Linch comments on Open Thread: January — March 2023

Linch Mar 31, 2023, 6:29 AM
10 points
3 ∶ 0
I feel confused about how dangerous/costly it is to use LLMs for private documents or thoughts to assist longtermist research, in a way that may wind up in the training data for future iterations of LLMs. Some sample use cases that I’d be worried about:
- Summarizing private AI evals docs about plans to evaluate future models
- Rewrite emails on high-stakes AI gov conversations
- Generate lists of ideas for biosecurity interventions that can be helped/harmed by AI
- Scrub potentially risky/infohazard-y information from a planned public forecasting questions
- Summarize/rewrite speculations of potential near-future AI capabilities gains.
I’m worried about using LLMs for the following reasons:
1. Standard privacy concerns/leakage to dangerous (human) actors
  1. If it’s possible to back out your biosecurity plans from the models, this might give ideas to terrorists/rogue gov’ts.
  2. your infohazards might leak
  3. People might (probabilistically) back out private sensitive communication, which could be embarrassing
    I wouldn’t be surprised if care for consumer privacy at AGI labs for chatbot consumers is much lower than say for emails hosted by large tech companies
    I’ve heard rumors to this effect, also see
  4. (unlikely) your capabilities insights might actually be useful for near-future AI developers.
2. Training models in an undesirable direction:
  1. Give pre-superintelligent AIs more-realistic-than-usual ideas/plans for takeover
  2. Subtly bias the motivations of future AIs in dangerous ways.
  3. Perhaps leak capabilities gains ideas that allows for greater potential for self-improvement.

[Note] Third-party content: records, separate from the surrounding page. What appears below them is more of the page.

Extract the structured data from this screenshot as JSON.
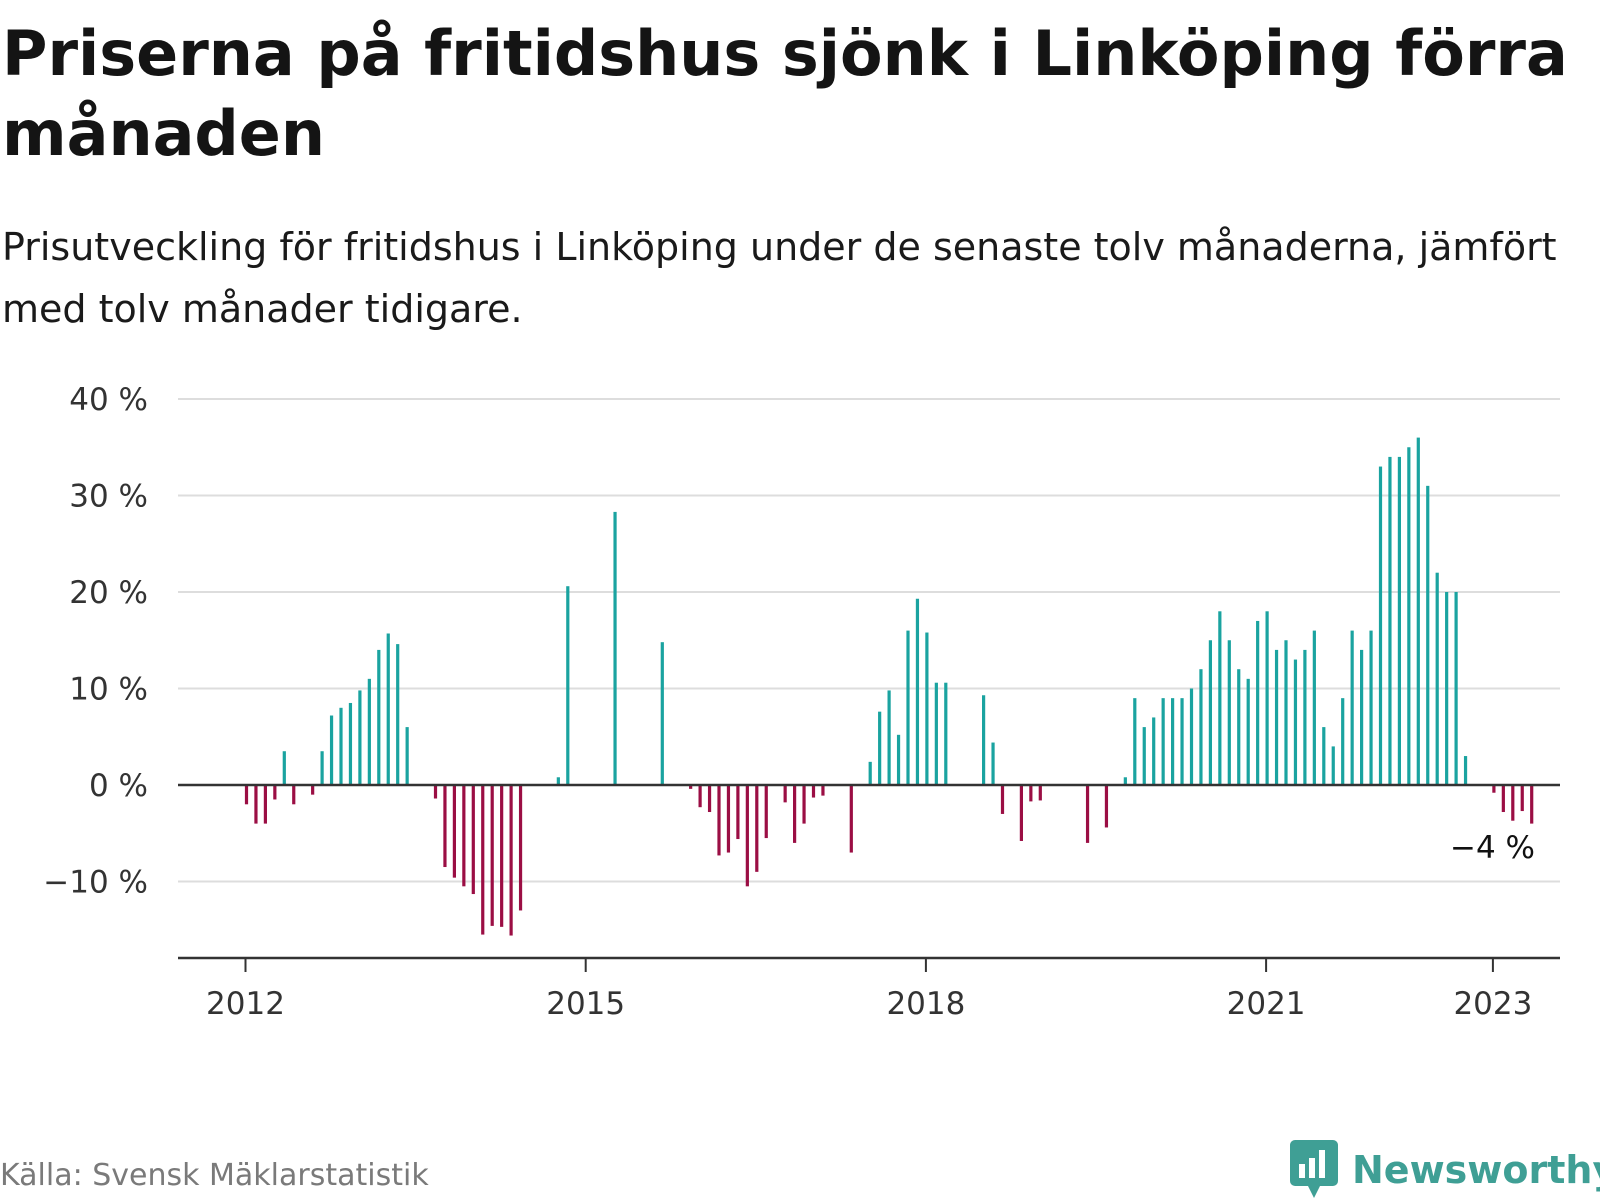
{
  "title": "Priserna på fritidshus sjönk i Linköping förra månaden",
  "subtitle": "Prisutveckling för fritidshus i Linköping under de senaste tolv månaderna, jämfört med tolv månader tidigare.",
  "source": "Källa: Svensk Mäklarstatistik",
  "brand": "Newsworthy",
  "colors": {
    "positive": "#1aa3a0",
    "negative": "#9b0e44",
    "grid": "#dddddd",
    "axis": "#333333",
    "brand": "#3f9f95"
  },
  "chart_data": {
    "type": "bar",
    "x_start": "2012-01",
    "ylim": [
      -18,
      40
    ],
    "yticks": [
      40,
      30,
      20,
      10,
      0,
      -10
    ],
    "ytick_labels": [
      "40 %",
      "30 %",
      "20 %",
      "10 %",
      "0 %",
      "−10 %"
    ],
    "xticks": [
      {
        "year": 2012,
        "label": "2012"
      },
      {
        "year": 2015,
        "label": "2015"
      },
      {
        "year": 2018,
        "label": "2018"
      },
      {
        "year": 2021,
        "label": "2021"
      },
      {
        "year": 2023,
        "label": "2023"
      }
    ],
    "last_value_label": "−4 %",
    "values": [
      -2,
      -4,
      -4,
      -1.5,
      3.5,
      -2,
      0,
      -1,
      3.5,
      7.2,
      8,
      8.5,
      9.8,
      11,
      14,
      15.7,
      14.6,
      6,
      null,
      null,
      -1.4,
      -8.5,
      -9.6,
      -10.5,
      -11.3,
      -15.5,
      -14.6,
      -14.7,
      -15.6,
      -13,
      null,
      null,
      null,
      0.8,
      20.6,
      null,
      null,
      null,
      null,
      28.3,
      null,
      null,
      null,
      null,
      14.8,
      null,
      null,
      -0.4,
      -2.3,
      -2.8,
      -7.3,
      -7,
      -5.6,
      -10.5,
      -9,
      -5.5,
      null,
      -1.8,
      -6,
      -4,
      -1.3,
      -1.1,
      null,
      null,
      -7,
      null,
      2.4,
      7.6,
      9.8,
      5.2,
      16,
      19.3,
      15.8,
      10.6,
      10.6,
      null,
      null,
      null,
      9.3,
      4.4,
      -3,
      null,
      -5.8,
      -1.7,
      -1.6,
      null,
      null,
      null,
      null,
      -6,
      null,
      -4.4,
      null,
      0.8,
      9,
      6,
      7,
      9,
      9,
      9,
      10,
      12,
      15,
      18,
      15,
      12,
      11,
      17,
      18,
      14,
      15,
      13,
      14,
      16,
      6,
      4,
      9,
      16,
      14,
      16,
      33,
      34,
      34,
      35,
      36,
      31,
      22,
      20,
      20,
      3,
      null,
      null,
      -0.8,
      -2.8,
      -3.7,
      -2.7,
      -4
    ]
  }
}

I’m confused whether these are actually significant concerns, vs pretty minor in the grand scheme of things. Advice/guidance/more considerations highly appreciated!
- Carlos Ramírez Apr 4, 2023, 7:35 PM
  1 point
  0 ∶ 0
  Parent
  The privacy concerns seem more realistic. A rogue superintelligence will have no shortage of ideas, so 2 does not seem very important. As to biasing the motivations of the AI, well, ideally mechanistic interpretability should get to the point we can know for a fact what the motivations of any given AI are, so maybe this is not a concern. I guess for 2a, why are you worried about a pre-superintelligence going rogue? That would be a hell of a fire alarm, since a pre-superintelligence is beatable.
  Something you didn’t mention though: how will you be sure the LLM actually successfully did the task you gave it? These things are not that reliable: you will have to double-check everything for all your use cases, making using it kinda moot.